Isotta Nogarola (1418 -1466) si assume l’onere di disputare in pubblico con Ludovico Foscarini (podestà di Verona) la questione su chi avesse più colpa tra Adamo e Eva. In un primo approccio alla questione, Isotta evoca la fragilitas di Eva, l’ingenuità di Christine de Pizan, ma solo per far emergere la corresponsabilità se non l’unicità della colpa di Adamo, […] a cui spettava il maggior giudizioe senno.

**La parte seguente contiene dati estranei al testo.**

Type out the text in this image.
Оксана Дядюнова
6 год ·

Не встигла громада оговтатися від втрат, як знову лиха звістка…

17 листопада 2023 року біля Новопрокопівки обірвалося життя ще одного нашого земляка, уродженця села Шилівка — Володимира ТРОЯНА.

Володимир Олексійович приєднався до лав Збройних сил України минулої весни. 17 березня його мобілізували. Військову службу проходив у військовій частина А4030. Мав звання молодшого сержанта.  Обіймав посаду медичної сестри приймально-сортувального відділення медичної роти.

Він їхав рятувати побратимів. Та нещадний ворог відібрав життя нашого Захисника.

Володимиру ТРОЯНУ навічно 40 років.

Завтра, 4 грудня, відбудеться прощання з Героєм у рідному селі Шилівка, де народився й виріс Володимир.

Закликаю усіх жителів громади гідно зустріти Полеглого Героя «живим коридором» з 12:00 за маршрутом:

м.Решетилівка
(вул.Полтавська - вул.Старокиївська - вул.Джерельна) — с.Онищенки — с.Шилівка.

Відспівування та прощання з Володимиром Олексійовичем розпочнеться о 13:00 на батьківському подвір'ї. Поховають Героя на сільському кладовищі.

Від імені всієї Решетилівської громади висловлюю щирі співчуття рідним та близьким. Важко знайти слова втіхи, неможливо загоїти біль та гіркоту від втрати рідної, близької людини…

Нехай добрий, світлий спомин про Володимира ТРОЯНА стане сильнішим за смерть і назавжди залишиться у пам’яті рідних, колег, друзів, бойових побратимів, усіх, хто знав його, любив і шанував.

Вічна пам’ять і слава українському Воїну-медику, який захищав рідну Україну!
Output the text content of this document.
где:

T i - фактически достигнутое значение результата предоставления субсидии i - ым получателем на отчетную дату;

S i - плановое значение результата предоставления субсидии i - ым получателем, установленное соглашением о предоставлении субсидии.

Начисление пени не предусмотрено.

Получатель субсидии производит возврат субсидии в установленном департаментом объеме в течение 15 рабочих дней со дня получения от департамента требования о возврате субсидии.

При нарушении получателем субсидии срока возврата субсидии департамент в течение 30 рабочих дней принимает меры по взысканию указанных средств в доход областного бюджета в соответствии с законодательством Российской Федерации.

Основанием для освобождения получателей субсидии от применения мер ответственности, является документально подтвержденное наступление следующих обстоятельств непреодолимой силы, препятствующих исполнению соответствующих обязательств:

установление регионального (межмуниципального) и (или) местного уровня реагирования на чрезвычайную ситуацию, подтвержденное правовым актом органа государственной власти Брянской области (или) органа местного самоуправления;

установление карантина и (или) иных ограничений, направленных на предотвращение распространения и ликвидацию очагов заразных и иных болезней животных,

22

Il gesto di Eva viene poi da Isotta motivato non in ragione di un atto di disubbidienza, ma per vivo amore del sapere e della conoscenza.
Moderata Fonte (1555 - 1592:
[gli uomini] sono nati inanzi di noi non per dignità loro, ma per dignità nostra: poiché essi nacquero nell’insensata terra, perché noi nascessimo della viva carne […] Prima si gettano le fondamenta in terra di niun valore, o vaghezza, e sopra vi s’ergono poi le sontuose fabriche. [Eva] a buon fine desiderosa d’intender la scienza del ben e del male si lasciò trasportar a gustar del vietato frutto. Ma Adam non per ciò mosso, ma per avidità e per gola […].
Lucrezia Marinella (1571 - 1653):
[…] le prime cose son generate per cagion delle ultime […] si potrebbe dire, che l’huomo fosse oltre altri fini dalla divina Bontà prodotto per generar del corpo suo la donna, ricercando la nobiltà di un tal sesso materia più degna, che non si ricercò all’huomo nella sua creazione. Da Eva dipendeva, secondo Lucrezia, l’essere di tutte le cose del mondo, - […] compreso il poco cortese maschio a cui lida l’anima e la vita […], pensiero che smentiva l’idea di Aristotele e di quelli che affermavano che l’anima fosse requisito solo maschile.
Suor Arcangela Tarabotti (1604 - 1652):
Non t’arrogar maggioranza; poichesicome da una bell’ opera se ne cava una più perfetta, cosi essendo questa donna cavata dalla prima bell’ opera (creazione di Adamo)della divina mano, viene ad esser di maggior eccellenza, gratia, bellezza, che tù non sei […] Tanto la femina, quanto il maschio nacquero liberi, portando seco, come doni pretiosi di Dio, l’inestimabile thesoro del libero arbitrio […], intendendo che se Eva aveva peccato, ciò era dovuto alla sua libertà di pensare e di decidere, a differenza delle donne dell’ epoca di Tarabotti.